- Sunday, June 28, 2015

Five justices of the U.S. Supreme Court are clearly afflicted with the royalty disease. They imagine themselves to be the rightful heirs of Louis XIV of France, who famously declared himself to be the state — “l’etat c’est moi” — with no questions asked. The justices, like the king, think they can do anything they want.

In two important cases last week, the court dispensed with the law and the next day dispensed with the Constitution, making no pretense or apology for asserting the kind of authority Louis XIV had in mind for himself as executive, legislature and judiciary, making laws and repealing others on whim. Like the king, they can do what they please.

The court’s long-anticipated decision in the same-sex marriage case, finding a right to federal marriage in the Constitution that had eluded everyone else for 226 years, was the more emotional of the two landmark decisions.

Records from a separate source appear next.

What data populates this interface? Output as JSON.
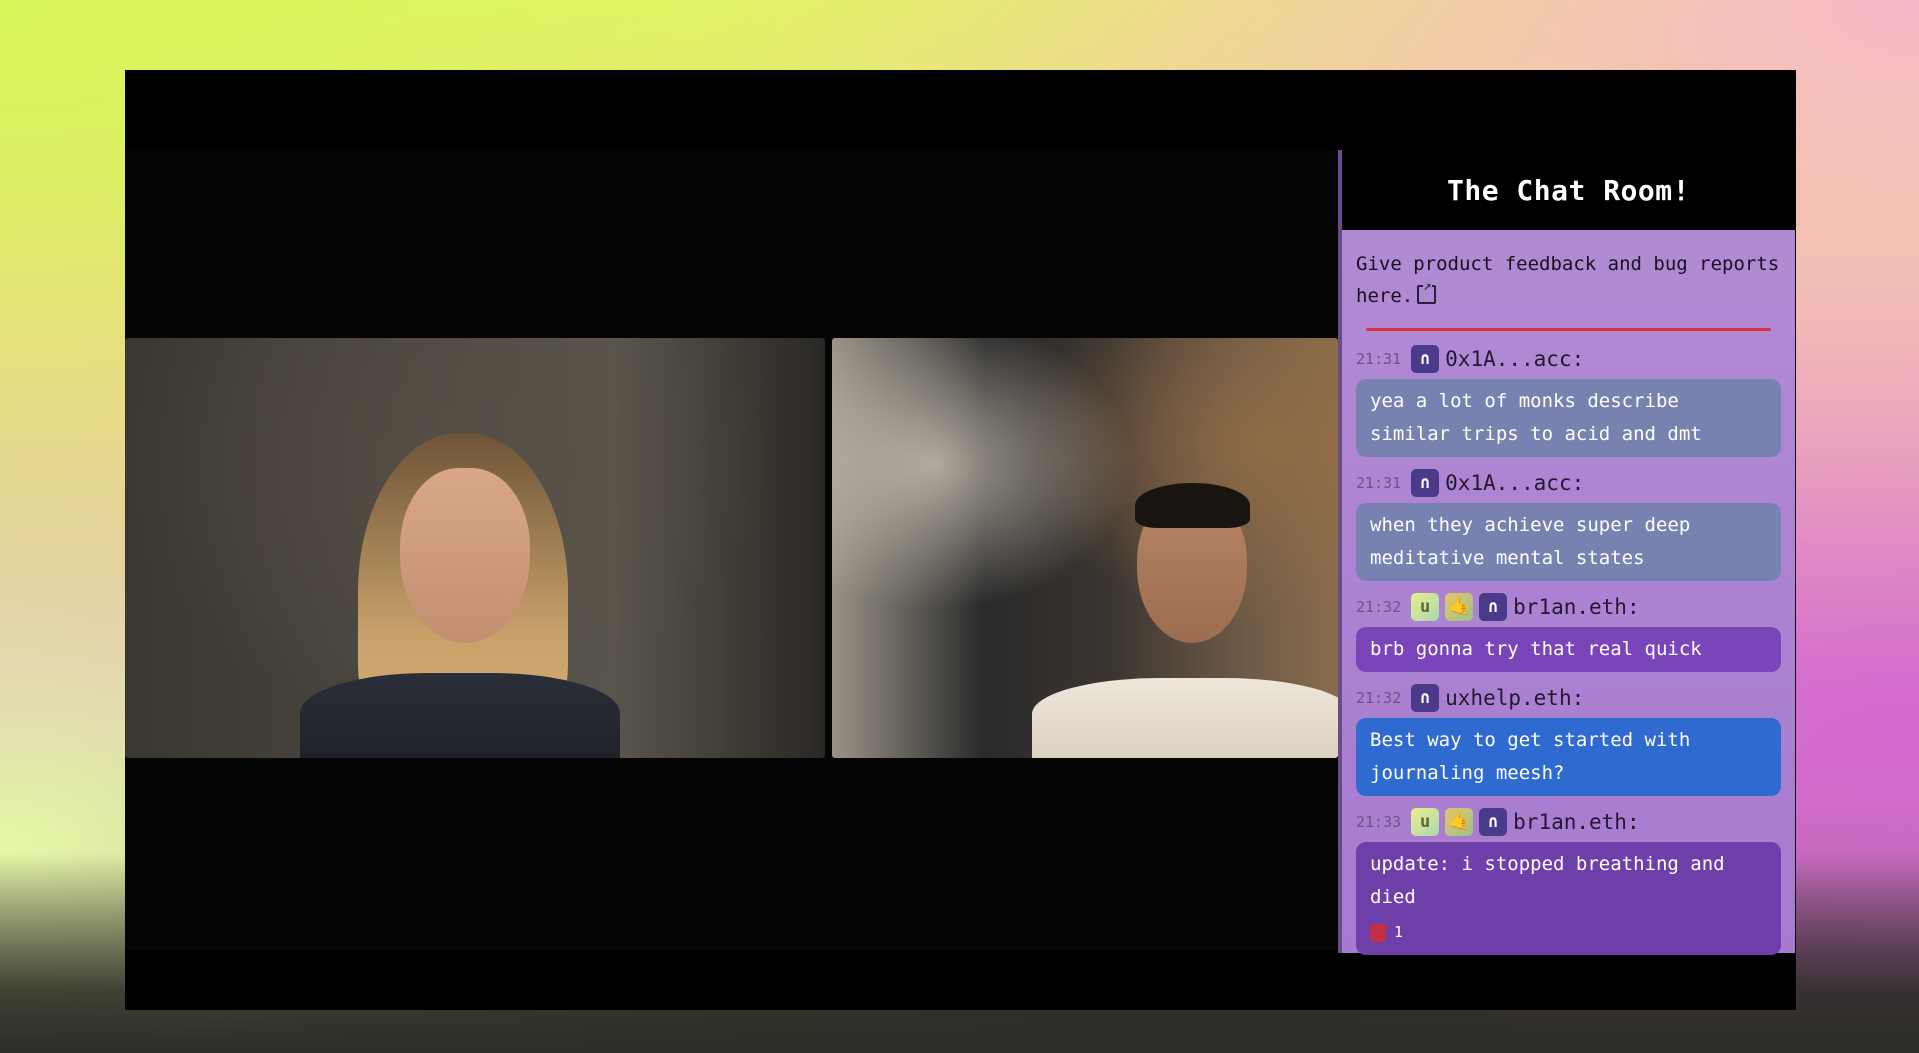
{
  "chat": {
    "title": "The Chat Room!",
    "feedback_text": "Give product feedback and bug reports here.",
    "messages": [
      {
        "time": "21:31",
        "user": "0x1A...acc:",
        "text": "yea a lot of monks describe similar trips to acid and dmt",
        "badges": [
          "n"
        ]
      },
      {
        "time": "21:31",
        "user": "0x1A...acc:",
        "text": "when they achieve super deep meditative mental states",
        "badges": [
          "n"
        ]
      },
      {
        "time": "21:32",
        "user": "br1an.eth:",
        "text": "brb gonna try that real quick",
        "badges": [
          "u",
          "t",
          "n"
        ]
      },
      {
        "time": "21:32",
        "user": "uxhelp.eth:",
        "text": "Best way to get started with journaling meesh?",
        "badges": [
          "n"
        ]
      },
      {
        "time": "21:33",
        "user": "br1an.eth:",
        "text": "update: i stopped breathing and died",
        "badges": [
          "u",
          "t",
          "n"
        ],
        "reaction_count": "1"
      }
    ],
    "badge_letters": {
      "u": "u",
      "t": "🤙",
      "n": "∩"
    }
  },
  "colors": {
    "chat_bg": "#a77bd0",
    "header_bg": "#000000",
    "divider": "#d8323a",
    "highlight_bubble": "#2f6ad0"
  }
}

The other, rewriting a law, not on constitutional grounds but to make it fit the court’s idea of what Congress meant to say or ought to have said, could be the most far-reaching. The court had never before asserted its right to read minds or reward lawyers for sloppy work.

The language of the same-sex marriage decision embarrassed its author for the purple language usually found in a bodice-ripper by a romance novelist, not the clear and dignified language of legal analysis expected of a judge worthy of his seat. Justice Anthony Kennedy, once regarded as “a swing vote,” swinging both ways on important issues, reveals himself to be a Blackstone of judicial fluff, blown about by every wind that blows. He cited as precedents his own previous decisions.

“Marriage,” Mr. Justice Kennedy wrote, “responds to the universal fear that a lonely person might call out to find no one there.” The case before him, he wrote, “embodies a love that may endure even past death.” The plaintiffs and the masses for whom they presume to speak, hope “not to be condemned to live in loneliness, excluded from one of civilization’s oldest institutions.”

Mr. Kennedy’s ode to love, described by one commentator as “nine parts romantic poetry and one part legal analysis (if that),” was enough to make Justice Antonin Scalia, who wrote one of several dissents, gag and all but splutter. Noting the first sentence in the majority opinion — “The Constitution promises liberty to all within its reach, a liberty that includes certain specific rights that allow persons, with a lawful realm, to define and express their identity” — Justice Scalia said if he were ever to join an opinion with a sentence like that he would “hide my head in a bag. This was the language of the mysterical aphorisms of the fortune cookie.”

Mr. Kennedy, who in his less giddy moments seems to understand what the consequences of his flights of romantic fancy might be in future cases before a later Supreme Court, tried to sound reassurance. Nothing in the court’s ruling could force religious faiths to condone same-sex marriage or perform weddings to which they object. That’s what he says now.

Justice Scalia took pains to say he was not expressing an opinion on the moral efficacy of same-sex marriage, but decried “this court’s threat to American democracy.” He called the decision a “judicial putsch,” using the German word for a sudden and decisive change of government, illegally or by force. It was that kind of day at the Supreme Court). The anger and tumult have hardly begun.